James Nash, who first fished the gorge in 1957, blames the releases of the lake
water into the rivers for turning a good fishery into a lousy one.
“You’re talking about brown trout being hit in the face with a wall of water,” said Nash, a retired engineer from Queensbury. “They’ve got to hide under the rocks.”
Rafting supporters counter that surges are natural occurrences in rivers, like
during floods, and do no harm. Outfitters are especially passionate on this
point. Failing said unlike, for instance, a hike through the woods, rafting
leaves a “net-zero” environmental impact. “You didn’t bend a flower, you didn’t leave a footprint, you didn’t break a branch.”
The DEC is looking at the Abanakee water releases as part of a long-awaited
Unit Management Plan for the Hudson Gorge Primitive Area. No publish date has
been set for the plan. In one study conducted for it, Bethany Boisvert, a
Cornell University graduate student, implanted transmitters into abdominal
cavities of 77 hatchery-reared brown trout over two summers to investigate
whether the releases of Lake Abanakee water affect the ability of the fish to
find the pockets of cool water they need to thrive.

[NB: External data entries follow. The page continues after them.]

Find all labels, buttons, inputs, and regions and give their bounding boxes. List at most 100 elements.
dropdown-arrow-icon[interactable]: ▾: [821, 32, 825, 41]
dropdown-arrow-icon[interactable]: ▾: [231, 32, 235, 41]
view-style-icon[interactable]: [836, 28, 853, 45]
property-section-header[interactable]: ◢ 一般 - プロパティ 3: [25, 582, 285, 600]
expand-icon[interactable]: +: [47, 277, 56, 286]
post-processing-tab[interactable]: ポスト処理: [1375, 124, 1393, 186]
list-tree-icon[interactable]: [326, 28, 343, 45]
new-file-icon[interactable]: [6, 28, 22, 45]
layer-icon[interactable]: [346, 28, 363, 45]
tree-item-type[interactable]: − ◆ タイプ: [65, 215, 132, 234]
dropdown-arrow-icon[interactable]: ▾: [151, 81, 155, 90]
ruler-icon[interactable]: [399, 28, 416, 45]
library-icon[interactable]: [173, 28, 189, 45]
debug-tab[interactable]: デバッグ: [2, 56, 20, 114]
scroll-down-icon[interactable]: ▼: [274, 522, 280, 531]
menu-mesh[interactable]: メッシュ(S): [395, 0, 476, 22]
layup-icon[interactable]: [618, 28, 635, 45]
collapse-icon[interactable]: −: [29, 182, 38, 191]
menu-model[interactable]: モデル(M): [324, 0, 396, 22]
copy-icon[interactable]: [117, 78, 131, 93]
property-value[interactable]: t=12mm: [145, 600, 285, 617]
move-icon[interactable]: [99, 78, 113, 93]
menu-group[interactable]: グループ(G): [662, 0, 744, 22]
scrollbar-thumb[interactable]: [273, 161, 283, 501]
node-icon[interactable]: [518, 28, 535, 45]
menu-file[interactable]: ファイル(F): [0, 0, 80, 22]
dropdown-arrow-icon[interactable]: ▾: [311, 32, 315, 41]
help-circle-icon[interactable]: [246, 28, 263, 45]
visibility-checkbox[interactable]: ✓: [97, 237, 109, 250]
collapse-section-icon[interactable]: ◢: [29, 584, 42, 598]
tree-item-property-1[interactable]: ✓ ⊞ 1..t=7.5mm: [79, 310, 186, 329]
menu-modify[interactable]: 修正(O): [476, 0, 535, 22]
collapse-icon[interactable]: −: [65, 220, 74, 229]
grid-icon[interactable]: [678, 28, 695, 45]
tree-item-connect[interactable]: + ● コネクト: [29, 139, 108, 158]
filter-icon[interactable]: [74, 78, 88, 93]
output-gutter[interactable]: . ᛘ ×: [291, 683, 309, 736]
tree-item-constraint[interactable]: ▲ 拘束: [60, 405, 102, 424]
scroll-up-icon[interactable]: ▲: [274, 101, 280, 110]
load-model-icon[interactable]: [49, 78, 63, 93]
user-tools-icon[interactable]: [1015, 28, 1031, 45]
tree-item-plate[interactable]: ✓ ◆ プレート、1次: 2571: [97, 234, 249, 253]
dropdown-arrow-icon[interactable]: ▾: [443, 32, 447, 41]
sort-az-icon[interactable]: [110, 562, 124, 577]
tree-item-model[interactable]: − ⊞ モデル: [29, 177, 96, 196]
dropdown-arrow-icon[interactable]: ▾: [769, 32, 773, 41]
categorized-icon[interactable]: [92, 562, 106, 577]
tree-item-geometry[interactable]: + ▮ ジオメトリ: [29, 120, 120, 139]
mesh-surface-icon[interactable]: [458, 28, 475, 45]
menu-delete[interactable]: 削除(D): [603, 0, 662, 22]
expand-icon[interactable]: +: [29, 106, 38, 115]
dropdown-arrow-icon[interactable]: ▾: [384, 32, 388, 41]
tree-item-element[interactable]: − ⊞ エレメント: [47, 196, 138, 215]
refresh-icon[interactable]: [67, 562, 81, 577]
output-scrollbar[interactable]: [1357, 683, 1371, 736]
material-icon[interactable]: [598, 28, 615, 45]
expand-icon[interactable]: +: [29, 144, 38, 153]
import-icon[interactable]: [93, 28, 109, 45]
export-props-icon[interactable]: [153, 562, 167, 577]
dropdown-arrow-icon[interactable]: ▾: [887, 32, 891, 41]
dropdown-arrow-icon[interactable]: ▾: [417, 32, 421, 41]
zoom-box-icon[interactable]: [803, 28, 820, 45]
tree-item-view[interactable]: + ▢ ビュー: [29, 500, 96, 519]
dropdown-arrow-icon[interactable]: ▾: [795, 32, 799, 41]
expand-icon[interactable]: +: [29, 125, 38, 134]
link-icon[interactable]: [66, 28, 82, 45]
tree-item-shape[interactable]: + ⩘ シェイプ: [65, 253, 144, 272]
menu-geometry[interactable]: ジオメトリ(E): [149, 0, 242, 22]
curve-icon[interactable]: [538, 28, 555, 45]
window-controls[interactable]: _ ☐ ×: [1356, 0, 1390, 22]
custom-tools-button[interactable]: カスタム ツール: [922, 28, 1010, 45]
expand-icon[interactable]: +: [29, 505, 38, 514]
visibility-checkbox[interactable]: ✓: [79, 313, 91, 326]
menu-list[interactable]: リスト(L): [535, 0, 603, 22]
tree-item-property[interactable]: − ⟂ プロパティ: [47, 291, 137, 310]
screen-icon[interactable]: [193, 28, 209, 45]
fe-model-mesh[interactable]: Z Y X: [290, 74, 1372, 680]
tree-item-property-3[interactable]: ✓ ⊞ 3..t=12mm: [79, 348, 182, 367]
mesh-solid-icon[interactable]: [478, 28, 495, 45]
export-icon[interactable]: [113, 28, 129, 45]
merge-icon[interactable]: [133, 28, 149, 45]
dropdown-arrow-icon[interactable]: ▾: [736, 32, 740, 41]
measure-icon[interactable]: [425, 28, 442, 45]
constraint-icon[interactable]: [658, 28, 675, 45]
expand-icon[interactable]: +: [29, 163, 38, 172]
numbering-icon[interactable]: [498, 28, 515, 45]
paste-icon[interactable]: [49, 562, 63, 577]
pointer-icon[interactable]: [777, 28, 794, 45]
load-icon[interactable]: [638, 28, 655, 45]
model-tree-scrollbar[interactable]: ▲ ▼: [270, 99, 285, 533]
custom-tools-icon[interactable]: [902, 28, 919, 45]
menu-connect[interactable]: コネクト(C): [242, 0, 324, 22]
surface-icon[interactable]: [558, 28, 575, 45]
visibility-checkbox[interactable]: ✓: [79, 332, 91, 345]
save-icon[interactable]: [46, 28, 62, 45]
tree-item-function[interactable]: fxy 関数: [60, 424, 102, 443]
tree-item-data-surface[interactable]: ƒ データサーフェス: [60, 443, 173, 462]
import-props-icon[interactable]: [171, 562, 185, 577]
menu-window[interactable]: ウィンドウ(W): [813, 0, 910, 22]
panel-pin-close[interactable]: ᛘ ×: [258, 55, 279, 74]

Boisvert concluded that the warm waters of the Indian and the Hudson are not a
great summer habitat for trout even without the releases. It’s possible that the surges exacerbate already unsuitable conditions, she said.
“Teasing apart whether the releases actually cause mortality is something I can’t say,” explained Boisvert, now an environmental consultant. “I think even if the releases weren’t there, you would see a high mortality.”
It’s conceivable the state could seek to halt the Abanakee releases. That seems
unlikely, and not just because of an unresolved fish controversy. Few, if any,
interest groups in the Adirondacks seem eager to lead the charge to shut the
valves on an increasingly popular stream of tourist dollars. The Association
for the Protection of the Adirondacks, for instance, claims the water releases
violate conservation law. But the group has not taken a stand against rafting;
they presented the evidence to argue against a proposed hydro project upstream
at Indian Lake. Even the New York State Council of Trout Unlimited, while
concerned about the releases, has stopped short of opposition. DEC supervising
forester Rick Fenton was not exaggerating when he called water releases “a very complex and extremely politically sensitive subject.”
For better or worse, rafting is an established way for Adirondack residents to
make a living from their rivers in the 21st century. Think of the guides as
modern-day rivermen and -women. Instead of floating logs downriver, they are
carefully floating tourists from California and Europe. Pelton, in a neat bit of
symbolism, serves lunch for his customers at Carter’s Landing, a shady spot on the Hudson where loggers once gathered.
Stop rafting on the Hudson? Pelton believes the business is now so marbled into
the local economy, it could never happen. “It would be like saying you couldn’t ski at Gore anymore.”